The US Navy was as keen as the US Army to acquire examples of Boeing's new fighter, and the first of an order of 14 for service with the US Marine Corps, under the designation FB-1, was delivered on 1 December 1925. Only 10 were produced as FB-1s, these being virtually identical to the US Army's PW-9. The 11th and 12th aircraft on this order introduced the 380kW Packard 1A-1500 inline engine, and were equipped with through-axle landing gear and an arrester hook for operation from aircraft-carriers. The change resulted in redesignation by the US Navy to FB-2 (Boeing Model 53); the 13th aircraft was identical to the FB-2, except for twin , float landing gear, and was designated FB-3 (Boeing Model 55); and the
14th and last of the US Navy's initial order also had twin floats, but introduced a 336kW Wright P-1 radial engine, becoming redesignated FB-4 (Boeing Model 54) or FB-6 with the 298kW Pratt & Whitney Wasp.
|A three-view drawing (1278 x 918)|
|Greg Herrick -- AFA, e-mail, 05.07.2016 17:20|
From Larkins "The Ford Tri-motor" here are additional details: April 21, 1929, San Diego, CA, Ford NC-9636 [Serial Number 5-AT-10, Model 5-AT-B, First Flight 12-6-28, Delivered 1-4-29 to Maddux Airlines]. The Maddux Airlines Ford 5-AT-B on its way from Dan Diego to Phoenix was hit in mid-air by Air Corps Boeing PW-9D, Serial No. 28-37, which turned from right to left directly in front of the airliner. Pilot Howard W. Keefer on the 95th Pursuit Squadron was killed when his half-opened parachute caught on the tail of the fighter. All aboard the Ford were killed when the plane hit the ground upside down at a 45 degree andle. Pilots Maurice H. Humphry and Louis Pratt. Passengers Arturo and Amelia Guejardo, Cecilia Kelley. see: SD319, 71st Congress, 3rd Session, Senate Document 319 "Aircraft Accidents Between May 20, 1926 and May 16, 1930; New York Times, 4-22-29 page 1; San Francisco Chronicle 4-22-29, page one.
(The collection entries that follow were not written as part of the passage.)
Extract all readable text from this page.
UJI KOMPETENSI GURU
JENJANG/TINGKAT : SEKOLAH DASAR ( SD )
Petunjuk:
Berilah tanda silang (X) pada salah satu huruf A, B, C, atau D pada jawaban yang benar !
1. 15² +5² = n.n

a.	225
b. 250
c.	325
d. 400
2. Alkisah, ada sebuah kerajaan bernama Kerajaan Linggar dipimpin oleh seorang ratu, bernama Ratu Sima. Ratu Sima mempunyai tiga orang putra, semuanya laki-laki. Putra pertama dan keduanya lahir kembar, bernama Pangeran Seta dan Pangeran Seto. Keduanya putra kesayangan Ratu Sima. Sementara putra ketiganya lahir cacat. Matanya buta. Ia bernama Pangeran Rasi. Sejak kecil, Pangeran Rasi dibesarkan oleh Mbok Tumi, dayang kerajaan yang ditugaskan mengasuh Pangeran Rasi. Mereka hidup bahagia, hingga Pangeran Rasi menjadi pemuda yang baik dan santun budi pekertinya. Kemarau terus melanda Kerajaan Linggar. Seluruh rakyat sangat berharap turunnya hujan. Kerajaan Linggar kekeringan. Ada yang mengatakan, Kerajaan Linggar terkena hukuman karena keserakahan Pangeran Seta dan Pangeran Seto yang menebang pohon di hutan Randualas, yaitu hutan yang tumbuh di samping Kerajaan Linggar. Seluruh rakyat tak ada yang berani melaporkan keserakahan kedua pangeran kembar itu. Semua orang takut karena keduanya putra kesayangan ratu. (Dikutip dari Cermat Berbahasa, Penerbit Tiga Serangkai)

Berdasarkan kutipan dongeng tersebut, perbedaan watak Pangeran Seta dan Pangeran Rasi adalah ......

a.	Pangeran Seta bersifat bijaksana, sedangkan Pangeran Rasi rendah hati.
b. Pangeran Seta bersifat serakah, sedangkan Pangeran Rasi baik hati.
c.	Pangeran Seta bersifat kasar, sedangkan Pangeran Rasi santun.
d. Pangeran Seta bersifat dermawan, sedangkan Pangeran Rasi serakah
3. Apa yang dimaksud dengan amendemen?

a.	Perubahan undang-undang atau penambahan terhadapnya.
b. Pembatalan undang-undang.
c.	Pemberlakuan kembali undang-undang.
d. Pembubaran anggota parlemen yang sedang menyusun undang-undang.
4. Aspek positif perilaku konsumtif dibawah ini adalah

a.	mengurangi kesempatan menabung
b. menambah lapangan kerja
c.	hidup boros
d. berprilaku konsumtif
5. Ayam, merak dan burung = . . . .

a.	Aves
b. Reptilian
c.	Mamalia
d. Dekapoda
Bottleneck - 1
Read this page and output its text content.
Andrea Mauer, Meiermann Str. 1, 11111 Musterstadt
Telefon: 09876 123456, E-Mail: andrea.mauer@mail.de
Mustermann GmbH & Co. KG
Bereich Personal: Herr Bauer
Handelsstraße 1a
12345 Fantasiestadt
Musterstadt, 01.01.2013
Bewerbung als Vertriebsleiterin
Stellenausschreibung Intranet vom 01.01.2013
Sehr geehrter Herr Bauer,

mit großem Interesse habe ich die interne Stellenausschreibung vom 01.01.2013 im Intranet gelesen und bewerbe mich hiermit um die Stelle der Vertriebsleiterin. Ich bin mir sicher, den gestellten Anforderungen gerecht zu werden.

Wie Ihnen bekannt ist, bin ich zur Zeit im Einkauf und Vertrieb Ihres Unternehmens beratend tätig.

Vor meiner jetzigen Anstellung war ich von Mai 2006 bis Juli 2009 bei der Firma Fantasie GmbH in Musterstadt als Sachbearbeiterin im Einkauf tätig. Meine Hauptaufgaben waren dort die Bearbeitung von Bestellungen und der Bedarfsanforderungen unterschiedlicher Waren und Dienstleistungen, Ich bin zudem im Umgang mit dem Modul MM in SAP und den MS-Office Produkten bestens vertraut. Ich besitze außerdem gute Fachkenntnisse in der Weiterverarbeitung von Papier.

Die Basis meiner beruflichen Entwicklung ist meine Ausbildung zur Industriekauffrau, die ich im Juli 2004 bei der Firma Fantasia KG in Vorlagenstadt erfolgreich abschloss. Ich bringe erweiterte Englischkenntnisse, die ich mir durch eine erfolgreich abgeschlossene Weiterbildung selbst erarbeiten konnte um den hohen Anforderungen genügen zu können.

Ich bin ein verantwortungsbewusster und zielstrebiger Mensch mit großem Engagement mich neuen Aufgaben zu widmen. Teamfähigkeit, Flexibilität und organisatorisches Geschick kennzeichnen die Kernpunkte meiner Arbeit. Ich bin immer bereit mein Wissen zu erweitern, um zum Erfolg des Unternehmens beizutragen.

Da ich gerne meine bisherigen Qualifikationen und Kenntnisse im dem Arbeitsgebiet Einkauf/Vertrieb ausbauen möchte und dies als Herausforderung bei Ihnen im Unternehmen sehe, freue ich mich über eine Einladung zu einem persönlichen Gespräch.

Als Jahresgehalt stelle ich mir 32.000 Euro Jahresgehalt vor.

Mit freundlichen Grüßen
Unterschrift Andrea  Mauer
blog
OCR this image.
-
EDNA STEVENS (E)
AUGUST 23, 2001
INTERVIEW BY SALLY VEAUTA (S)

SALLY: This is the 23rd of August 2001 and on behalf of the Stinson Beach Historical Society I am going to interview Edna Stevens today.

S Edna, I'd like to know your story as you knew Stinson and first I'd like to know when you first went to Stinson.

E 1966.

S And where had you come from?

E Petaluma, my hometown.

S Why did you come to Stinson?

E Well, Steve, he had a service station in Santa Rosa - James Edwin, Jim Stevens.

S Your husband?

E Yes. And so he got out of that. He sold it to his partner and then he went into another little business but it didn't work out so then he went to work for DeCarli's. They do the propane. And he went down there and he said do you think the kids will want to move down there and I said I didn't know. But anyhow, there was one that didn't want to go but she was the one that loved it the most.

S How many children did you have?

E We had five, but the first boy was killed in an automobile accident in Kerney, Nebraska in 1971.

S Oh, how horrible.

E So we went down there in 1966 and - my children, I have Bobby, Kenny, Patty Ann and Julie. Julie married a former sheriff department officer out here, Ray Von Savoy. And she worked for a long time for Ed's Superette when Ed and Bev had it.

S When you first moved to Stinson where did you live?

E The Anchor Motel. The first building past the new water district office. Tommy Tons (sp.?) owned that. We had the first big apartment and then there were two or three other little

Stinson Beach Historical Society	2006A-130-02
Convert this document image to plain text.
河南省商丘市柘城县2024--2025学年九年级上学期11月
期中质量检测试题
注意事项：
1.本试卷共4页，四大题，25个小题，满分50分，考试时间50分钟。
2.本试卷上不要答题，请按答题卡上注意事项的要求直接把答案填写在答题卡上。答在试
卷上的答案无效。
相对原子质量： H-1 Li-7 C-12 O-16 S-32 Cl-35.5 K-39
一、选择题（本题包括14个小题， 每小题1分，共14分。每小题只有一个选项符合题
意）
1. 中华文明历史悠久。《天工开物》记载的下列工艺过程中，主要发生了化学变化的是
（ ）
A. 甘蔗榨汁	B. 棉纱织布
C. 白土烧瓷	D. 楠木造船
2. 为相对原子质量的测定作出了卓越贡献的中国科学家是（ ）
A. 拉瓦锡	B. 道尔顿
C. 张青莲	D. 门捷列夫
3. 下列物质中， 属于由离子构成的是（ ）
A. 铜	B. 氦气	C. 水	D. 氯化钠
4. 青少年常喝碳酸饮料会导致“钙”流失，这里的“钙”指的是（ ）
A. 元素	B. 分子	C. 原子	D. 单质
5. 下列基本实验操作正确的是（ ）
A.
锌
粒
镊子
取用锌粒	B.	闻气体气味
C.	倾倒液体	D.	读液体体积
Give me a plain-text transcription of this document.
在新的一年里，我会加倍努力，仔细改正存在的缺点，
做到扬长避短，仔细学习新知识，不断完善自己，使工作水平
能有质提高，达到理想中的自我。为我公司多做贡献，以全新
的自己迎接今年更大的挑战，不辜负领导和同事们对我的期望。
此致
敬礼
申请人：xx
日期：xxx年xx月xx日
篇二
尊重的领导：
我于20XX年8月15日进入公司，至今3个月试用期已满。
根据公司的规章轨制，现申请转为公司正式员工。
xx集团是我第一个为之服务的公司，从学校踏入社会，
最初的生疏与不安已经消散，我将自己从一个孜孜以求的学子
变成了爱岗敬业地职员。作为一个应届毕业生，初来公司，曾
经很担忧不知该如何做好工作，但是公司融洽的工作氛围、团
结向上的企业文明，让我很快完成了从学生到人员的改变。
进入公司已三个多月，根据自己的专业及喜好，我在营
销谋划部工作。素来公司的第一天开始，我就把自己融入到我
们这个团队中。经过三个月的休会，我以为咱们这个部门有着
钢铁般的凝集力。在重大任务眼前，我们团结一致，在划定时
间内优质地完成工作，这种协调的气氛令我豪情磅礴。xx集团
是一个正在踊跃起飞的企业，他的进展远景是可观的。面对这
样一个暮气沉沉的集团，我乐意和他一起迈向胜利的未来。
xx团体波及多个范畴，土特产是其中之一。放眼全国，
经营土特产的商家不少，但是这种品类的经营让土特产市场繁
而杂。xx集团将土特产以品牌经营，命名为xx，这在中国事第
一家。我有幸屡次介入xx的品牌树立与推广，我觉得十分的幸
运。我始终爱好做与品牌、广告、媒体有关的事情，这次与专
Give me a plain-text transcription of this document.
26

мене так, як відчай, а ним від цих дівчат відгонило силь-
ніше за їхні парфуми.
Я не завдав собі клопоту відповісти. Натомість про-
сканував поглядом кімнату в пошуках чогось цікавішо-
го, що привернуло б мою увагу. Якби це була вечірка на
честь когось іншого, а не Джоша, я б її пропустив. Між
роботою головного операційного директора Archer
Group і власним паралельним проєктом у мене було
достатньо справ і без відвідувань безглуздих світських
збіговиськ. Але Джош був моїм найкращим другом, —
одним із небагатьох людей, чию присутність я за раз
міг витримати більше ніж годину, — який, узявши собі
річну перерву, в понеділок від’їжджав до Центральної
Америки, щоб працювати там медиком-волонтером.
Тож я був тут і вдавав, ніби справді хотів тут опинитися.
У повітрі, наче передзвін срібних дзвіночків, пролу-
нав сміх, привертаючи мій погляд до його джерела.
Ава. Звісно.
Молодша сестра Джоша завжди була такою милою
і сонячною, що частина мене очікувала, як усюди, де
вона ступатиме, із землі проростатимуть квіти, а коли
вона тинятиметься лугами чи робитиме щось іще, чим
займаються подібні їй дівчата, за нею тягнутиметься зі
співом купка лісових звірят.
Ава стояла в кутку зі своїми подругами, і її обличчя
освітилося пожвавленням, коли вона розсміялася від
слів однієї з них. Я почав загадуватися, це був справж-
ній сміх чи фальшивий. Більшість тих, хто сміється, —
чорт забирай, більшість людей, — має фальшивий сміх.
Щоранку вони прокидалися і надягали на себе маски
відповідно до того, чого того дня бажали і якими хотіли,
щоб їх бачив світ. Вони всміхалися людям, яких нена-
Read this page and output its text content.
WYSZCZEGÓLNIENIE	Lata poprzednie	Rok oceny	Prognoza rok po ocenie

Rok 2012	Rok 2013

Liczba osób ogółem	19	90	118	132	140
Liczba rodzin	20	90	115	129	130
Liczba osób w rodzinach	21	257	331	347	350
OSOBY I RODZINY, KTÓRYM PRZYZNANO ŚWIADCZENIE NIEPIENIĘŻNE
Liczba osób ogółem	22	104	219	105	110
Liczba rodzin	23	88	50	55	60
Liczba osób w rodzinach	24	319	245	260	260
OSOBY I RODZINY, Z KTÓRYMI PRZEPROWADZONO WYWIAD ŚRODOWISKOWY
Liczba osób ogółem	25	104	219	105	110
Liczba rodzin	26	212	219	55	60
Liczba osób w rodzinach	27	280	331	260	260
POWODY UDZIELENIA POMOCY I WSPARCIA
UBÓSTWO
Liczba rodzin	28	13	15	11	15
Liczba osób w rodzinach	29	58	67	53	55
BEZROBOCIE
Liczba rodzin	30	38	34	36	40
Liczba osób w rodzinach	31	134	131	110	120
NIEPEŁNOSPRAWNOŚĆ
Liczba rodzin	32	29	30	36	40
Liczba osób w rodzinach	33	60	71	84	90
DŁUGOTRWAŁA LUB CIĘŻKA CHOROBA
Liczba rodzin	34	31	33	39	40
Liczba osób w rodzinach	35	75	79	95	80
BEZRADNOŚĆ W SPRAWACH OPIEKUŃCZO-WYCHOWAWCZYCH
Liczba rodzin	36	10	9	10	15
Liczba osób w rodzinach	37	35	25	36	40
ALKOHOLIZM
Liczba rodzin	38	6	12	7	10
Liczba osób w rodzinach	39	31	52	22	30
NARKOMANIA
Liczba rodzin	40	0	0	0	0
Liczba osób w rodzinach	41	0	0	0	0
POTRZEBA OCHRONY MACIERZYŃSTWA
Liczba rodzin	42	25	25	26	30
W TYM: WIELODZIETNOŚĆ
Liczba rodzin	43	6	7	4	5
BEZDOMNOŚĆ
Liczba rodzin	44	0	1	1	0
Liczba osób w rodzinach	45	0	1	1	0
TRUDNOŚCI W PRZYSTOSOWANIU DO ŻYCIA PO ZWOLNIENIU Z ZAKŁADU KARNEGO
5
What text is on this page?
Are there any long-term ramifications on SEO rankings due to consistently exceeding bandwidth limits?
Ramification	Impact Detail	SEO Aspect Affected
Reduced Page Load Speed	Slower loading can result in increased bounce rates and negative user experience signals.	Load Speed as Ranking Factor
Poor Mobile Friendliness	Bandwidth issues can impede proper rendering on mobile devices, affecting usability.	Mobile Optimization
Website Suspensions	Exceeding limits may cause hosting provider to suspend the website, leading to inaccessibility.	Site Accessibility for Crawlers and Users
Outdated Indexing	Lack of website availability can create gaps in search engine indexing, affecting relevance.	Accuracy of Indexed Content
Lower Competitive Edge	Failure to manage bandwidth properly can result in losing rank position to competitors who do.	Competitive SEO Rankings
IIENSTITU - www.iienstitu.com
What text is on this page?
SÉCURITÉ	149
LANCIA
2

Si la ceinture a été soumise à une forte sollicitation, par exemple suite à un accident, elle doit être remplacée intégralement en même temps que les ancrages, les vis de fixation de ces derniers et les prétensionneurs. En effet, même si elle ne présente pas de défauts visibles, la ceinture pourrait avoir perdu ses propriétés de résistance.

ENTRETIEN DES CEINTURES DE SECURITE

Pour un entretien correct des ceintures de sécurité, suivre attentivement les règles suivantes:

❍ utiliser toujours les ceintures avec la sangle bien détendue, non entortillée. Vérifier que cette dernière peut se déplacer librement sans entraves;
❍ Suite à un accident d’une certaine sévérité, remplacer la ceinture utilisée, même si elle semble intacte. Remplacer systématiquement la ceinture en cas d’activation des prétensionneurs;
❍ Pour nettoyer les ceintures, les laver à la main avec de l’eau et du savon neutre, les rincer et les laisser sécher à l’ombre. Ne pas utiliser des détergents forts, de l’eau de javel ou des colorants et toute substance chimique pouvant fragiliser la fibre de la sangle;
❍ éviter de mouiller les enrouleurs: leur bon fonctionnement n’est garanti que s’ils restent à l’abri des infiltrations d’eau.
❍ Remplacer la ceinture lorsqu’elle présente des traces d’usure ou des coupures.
|Greg Herrick -- AFA, e-mail, 05.07.2016 17:06|
Here is one notation concerning this accident: On April 21, 1929 a Maddux Air Lines Ford 5-AT-B Tri-motor was involved in a midair collision with a single-engine U.S. Army Boeing PW-9D pursuit biplane near San Diego. Shortly after taking off from San Diego, the airliner was flying at around 2,000 feet on its way to Imperial Valley, California, when the pilot of the biplane buzzed the airliner and, misjudging its speed, collided with it. The army pilot, Lieutenant Howard W. Keefer, tried to bail out of the wreckage, but his parachute got entangled, and both aircraft crashed near the Lexington Park subdivision of eastern San Diego on the side of a canyon. All five people aboard the Tri-Motor and the Army pilot, who was found "criminally negligent" for approaching the airliner, died in the crash. This was the first midair collision involving a U.S. airliner.
|Barry, 03.03.2016 12:33|
Span 32'0" Length 23'5 Height 8'2" Empty Weight 1,936 lb
Loaded Weight 3,120 lb
Maximum Speed 159 mph Cruising Speed 142 mph
Service ceiling 18,925 ft Range 390 miles
Armament 2 x .30 machine guns and 1 x 244 lb bomb
|Karl Moore, e-mail, 02.04.2014 22:49|
Note latest email address!
|Karl Moore, e-mail, 22.09.2009 00:08|
I was 6 days old when this crash happened just a few blocks from the house where I was born. Lt Keever was stunting over the Ford Trimotor which was a practice of military pilots in those days. He miscalculated and struck the trimotor between the left and center engine decapitating the pilot. Le Keever tried to bail out but his chute was caught on the PW9 and he was dragged to his death with his aircraft. I have been collecting anything on this crash for the last few years. I have visited what I believe to be the present site of the crash just above the Wabash freeway in San Diego. I would like any more information you might have and am willing to trade what I have. Karl
|Karl Moore, e-mail, 26.05.2009 04:45|
Examples of the PW-9D were stationed at Rockwell field,
North Island in San Diego in 1929. One colliding over San Diego with a Ford Trimotor airline operated by Maddux Airlines. The pilot and all 6 passengers of the Trimotor
perished. I believe the PW-9D pilot, Lt. Keever was with the 95th Squadron, USAAF.. Source: San Diego Union newspaper, April 21, 1929.